Below is a quote from Jenna Hager Bush, speaking about her grandfather and his late daughter, Robin, who passed away from leukemia in 1953. This sweet little girl, like my Reese, was diagnosed at age 3. But Robin lived during a time that a little fighter didn’t have a fight to mount. Very little was known about this cancer of the blood in 1953, and really so much is still to be learned today. Like all leukemia moms, the story of Robin brings tears to my eyes. I remember the talk of Robin after Barbara’s death, on April 17, because the Bush parents called losing Robin their greatest sorrow. We were here in San Francisco, preparing for Reese’s transplant. I say a prayer and think of Robin and others who came before us as I celebrate Reese’s victory. I hope that Reese’s struggles advanced some knowledge that might help the next child, who by unlucky chance, has to mount this unimaginable fight. And win.

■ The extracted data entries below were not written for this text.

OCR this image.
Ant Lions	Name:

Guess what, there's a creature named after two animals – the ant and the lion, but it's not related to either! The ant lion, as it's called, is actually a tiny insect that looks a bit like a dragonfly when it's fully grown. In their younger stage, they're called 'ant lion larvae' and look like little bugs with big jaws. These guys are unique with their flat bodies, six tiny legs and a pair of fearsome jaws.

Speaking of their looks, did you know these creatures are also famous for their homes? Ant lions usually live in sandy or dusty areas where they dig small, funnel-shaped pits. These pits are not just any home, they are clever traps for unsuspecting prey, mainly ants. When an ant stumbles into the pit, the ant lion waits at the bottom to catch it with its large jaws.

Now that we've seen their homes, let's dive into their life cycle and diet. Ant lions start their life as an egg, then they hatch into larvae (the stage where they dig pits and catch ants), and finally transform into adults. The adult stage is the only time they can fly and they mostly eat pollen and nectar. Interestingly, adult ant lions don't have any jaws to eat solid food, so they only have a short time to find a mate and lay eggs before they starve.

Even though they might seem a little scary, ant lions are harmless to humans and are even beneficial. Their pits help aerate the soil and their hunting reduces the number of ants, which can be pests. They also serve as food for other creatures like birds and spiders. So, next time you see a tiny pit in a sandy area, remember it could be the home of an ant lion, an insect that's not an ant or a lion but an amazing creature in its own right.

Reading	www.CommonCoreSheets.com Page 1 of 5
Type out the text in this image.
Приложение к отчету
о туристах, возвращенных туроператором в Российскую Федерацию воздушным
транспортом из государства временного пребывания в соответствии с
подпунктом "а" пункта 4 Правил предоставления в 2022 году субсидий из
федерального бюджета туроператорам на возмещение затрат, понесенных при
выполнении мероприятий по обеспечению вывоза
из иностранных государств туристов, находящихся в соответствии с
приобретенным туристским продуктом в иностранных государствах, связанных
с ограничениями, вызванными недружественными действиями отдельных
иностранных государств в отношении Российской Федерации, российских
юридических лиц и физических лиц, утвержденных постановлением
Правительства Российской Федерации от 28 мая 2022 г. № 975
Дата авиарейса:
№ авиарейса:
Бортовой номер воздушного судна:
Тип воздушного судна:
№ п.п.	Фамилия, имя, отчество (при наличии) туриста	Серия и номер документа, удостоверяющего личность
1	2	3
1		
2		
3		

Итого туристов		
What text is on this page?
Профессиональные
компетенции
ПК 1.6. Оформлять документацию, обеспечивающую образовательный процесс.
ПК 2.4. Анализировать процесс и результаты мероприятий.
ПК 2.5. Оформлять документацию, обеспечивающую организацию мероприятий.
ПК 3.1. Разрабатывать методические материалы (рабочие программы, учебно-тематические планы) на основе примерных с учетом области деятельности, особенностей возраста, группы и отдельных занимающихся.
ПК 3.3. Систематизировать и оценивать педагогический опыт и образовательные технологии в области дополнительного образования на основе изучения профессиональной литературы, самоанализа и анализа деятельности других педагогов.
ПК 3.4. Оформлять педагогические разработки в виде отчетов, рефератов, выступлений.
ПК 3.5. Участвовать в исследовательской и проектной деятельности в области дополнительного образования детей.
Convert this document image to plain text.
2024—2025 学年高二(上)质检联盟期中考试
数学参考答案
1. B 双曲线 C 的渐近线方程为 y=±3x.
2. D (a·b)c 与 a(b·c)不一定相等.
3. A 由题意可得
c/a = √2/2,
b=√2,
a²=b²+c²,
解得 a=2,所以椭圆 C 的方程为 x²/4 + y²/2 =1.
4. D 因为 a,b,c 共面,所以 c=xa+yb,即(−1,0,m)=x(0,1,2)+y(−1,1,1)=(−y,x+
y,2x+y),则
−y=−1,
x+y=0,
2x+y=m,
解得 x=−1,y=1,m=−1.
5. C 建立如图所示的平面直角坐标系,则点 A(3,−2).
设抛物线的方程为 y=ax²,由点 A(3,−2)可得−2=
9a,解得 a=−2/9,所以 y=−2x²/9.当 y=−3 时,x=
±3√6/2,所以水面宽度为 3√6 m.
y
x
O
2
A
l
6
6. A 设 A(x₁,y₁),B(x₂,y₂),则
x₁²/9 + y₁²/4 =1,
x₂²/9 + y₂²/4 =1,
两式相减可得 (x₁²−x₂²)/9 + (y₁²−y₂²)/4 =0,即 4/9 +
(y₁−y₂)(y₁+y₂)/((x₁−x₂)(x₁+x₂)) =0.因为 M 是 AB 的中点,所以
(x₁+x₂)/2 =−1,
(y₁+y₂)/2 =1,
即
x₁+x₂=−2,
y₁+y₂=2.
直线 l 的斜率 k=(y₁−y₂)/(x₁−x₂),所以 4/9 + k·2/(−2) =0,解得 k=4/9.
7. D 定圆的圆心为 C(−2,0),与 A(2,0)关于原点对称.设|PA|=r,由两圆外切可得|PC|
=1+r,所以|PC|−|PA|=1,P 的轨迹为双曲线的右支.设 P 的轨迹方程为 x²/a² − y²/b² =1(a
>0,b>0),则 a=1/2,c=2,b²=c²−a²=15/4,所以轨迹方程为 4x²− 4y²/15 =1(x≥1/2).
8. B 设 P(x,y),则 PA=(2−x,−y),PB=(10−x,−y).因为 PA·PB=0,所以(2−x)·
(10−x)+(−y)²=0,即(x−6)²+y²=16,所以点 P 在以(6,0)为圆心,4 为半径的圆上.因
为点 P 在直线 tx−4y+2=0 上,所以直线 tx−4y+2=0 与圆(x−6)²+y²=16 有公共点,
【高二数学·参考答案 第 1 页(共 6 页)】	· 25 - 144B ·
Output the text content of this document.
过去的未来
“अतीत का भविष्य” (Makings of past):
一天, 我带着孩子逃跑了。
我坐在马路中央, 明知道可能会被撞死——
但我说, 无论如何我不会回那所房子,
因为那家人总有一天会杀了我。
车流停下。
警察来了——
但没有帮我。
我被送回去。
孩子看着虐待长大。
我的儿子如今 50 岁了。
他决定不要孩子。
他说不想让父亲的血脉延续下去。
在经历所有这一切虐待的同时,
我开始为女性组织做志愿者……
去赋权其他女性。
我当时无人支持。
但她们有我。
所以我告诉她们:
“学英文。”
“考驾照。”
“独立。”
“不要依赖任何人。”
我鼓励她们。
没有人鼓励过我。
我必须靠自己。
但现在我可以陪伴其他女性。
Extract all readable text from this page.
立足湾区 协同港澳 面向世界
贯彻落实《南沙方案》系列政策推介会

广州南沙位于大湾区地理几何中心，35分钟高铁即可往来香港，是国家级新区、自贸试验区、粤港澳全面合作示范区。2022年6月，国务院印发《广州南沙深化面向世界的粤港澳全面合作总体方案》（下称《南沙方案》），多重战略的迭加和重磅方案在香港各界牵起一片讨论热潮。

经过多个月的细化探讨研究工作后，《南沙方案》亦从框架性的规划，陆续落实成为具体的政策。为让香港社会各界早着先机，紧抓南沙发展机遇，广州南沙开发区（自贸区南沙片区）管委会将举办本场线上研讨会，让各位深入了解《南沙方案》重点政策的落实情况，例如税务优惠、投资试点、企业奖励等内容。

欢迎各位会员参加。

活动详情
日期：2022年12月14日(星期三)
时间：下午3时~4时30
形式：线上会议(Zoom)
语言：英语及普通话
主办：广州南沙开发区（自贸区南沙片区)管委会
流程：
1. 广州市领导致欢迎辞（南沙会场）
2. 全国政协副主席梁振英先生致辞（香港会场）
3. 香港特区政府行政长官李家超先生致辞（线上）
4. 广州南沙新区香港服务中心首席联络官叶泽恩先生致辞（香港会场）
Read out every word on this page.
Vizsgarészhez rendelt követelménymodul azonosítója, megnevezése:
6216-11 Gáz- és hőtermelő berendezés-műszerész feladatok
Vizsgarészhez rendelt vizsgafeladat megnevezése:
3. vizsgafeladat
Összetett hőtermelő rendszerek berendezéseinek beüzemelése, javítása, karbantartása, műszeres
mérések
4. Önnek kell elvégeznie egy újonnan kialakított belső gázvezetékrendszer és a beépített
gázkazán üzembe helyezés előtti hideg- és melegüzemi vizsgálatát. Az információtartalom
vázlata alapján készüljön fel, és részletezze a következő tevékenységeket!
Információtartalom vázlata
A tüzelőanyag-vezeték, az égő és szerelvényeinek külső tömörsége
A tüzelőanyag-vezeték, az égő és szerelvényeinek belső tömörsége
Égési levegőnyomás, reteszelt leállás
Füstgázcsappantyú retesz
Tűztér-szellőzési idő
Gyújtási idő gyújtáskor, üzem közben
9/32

This brought me such comfort this morning. I had the opportunity to talk with my grandpa about the afterlife. This is what he said: He answered without any hesitation. “Yes, I think about it. I used to be afraid. I used to be scared of dying. I used to worry about death. But now in some ways I look forward to it.” And I started crying. I managed to choke out, “Well, why? What do you look forward to?” And he said, “Well, when I die, I’m going to be reunited with these people that I’ve lost.” And I asked who he hoped to see. He replied, I hope I see Robin, and I hope I see my mom. I haven’t yet figured it out if it will be Robin as the three year old that she was, this kind of chubby, vivacious child or if she’ll come as a middle-aged woman, an older woman. And then he said, “I hope she’s the three-year-old.” Robin was the daughter this giant of a man lost years before to leukemia. The little girl he held tightly: who spoke the phrase I have heard Gampy repeat for my entire life, forever knitting Robin’s voice into the tightly woven fabric of our family: “I love you more than tongue can tell.”